Some good analysis on how the election campaign will be waged by the main political players in Ukraine is provided by an article in 'Kommentarii'. entitled "Tymoshenko cannot find grounds for war" - the main theme of the elections will be the fight for the orange electorate.
Here are the main points:
The "Our Ukraine - People Self-defence" [NUNS] campaign will include two central themes: the cancellation of the parliamentary immunity for VR deputies, and new presidential social initiatives which include proposals to increase pensions, improve grants for higher education students, for mothers of newly-born children, and improve allowances for serving soldiers. President Yushchenko's personal image will figure more prominently than in 2006 in these initiatives. Other benefits, e.g. an increase in the median wage by 2010 and so on will also be promised.
These election pledges were originally devised not by NU spin-doctors but have been part of BYuT's political program for years. Yulia Tymoshenko's bloc attempted to push the abolishment of deputies' immunity through the VR last year. She was the first to suggest an increase in the size of aid to mothers, and it has been BYuT that has harped on about dissolution of the VR for a over a year.
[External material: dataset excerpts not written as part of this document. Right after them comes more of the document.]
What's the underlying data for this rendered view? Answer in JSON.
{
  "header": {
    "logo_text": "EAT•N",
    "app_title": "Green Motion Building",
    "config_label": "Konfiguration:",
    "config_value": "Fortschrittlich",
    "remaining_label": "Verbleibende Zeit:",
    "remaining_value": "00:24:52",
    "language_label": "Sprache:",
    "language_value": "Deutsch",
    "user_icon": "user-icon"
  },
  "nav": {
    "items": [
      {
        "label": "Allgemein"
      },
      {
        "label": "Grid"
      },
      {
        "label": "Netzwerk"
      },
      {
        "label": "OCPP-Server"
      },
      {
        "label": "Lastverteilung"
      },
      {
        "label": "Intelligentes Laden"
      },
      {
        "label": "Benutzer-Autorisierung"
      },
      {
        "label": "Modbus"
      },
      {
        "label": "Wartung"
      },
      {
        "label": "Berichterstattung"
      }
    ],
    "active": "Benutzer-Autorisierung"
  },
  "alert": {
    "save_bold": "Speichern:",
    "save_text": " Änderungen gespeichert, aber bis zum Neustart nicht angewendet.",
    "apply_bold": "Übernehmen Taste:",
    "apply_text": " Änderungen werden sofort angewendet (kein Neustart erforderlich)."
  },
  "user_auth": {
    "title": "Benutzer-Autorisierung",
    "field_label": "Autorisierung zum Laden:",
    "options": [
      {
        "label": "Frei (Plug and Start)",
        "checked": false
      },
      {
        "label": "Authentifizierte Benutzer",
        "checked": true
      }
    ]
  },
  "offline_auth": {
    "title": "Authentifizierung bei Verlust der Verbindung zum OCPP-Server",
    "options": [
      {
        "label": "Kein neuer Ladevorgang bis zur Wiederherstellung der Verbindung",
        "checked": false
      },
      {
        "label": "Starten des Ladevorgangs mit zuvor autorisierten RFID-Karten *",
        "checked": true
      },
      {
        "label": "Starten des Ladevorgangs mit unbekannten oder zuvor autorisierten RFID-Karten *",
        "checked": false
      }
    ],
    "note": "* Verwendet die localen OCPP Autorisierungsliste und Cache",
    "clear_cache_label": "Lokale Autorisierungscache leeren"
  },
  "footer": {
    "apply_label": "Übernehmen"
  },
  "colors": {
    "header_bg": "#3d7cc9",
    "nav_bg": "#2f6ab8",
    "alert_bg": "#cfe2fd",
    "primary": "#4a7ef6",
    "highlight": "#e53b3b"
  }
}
Yushchenko pulled the plug on the VR only when orange deputies started to defect to the PoR ruling coalition and began to pose a real threat to his presidential powers. In other words, NUNS are stealing BYuT's 'best lines'.
Both BYuT and NUNS will attack PoR for failing to deliver on their main Spring 2006 VR election campaign - "An improvement in life already today ".
"Regionaly" have the simplest task in the forthcoming elections - they have only protect last year's electoral result to ensure victory. BYuT could make some progress in Kharkiv, where leading PoR politicans Dobkin and Kernes are losing popularity over local issues, and in Dnipropetrovsk, which is beginning to feel the heat from the expansion of Donetsk businesses. A danger to PoR is that their dissillusioned supported may not turn out on election day, but any significant swing to the orange parties is unlikely.
BYuT does not have much ammuntion to attack NUNS with. There is no analogy to the 2006 gas crisis which provided BYuT an easy target in the form of Yuriy Yekhnurov, and even most of Yushchenko's discredited "lyubi druzi" have left the stage. NUNS could possibly be attacked on their flirting with PoR on the formation of a grand coalition after the elections.
Tymoshenko has recently floated the idea of a referendum on the constitution to be held in parallel with the VR elections, [an idea first promulgated by Viktor Yushchenko], and 'agitbrigady' are already swinging into action on this.
Today the initiative in the "orange" sector has been seized Viktor Yushchenko, who has now left behind a period of political depression, increased his personal rating, and is re-inspired by the prospect of re-election as president in 2009.
The September VR [re]elections are now seen by Viktor Andriyevych as an important step to achieve his central objective - a second term in office. The President will attempt to position himself to cover two eventualities and to ensure that whether NUNS forms a coalition with BYuT, or with PoR after the elections, he will still be the central candidate in the next pesidential elections.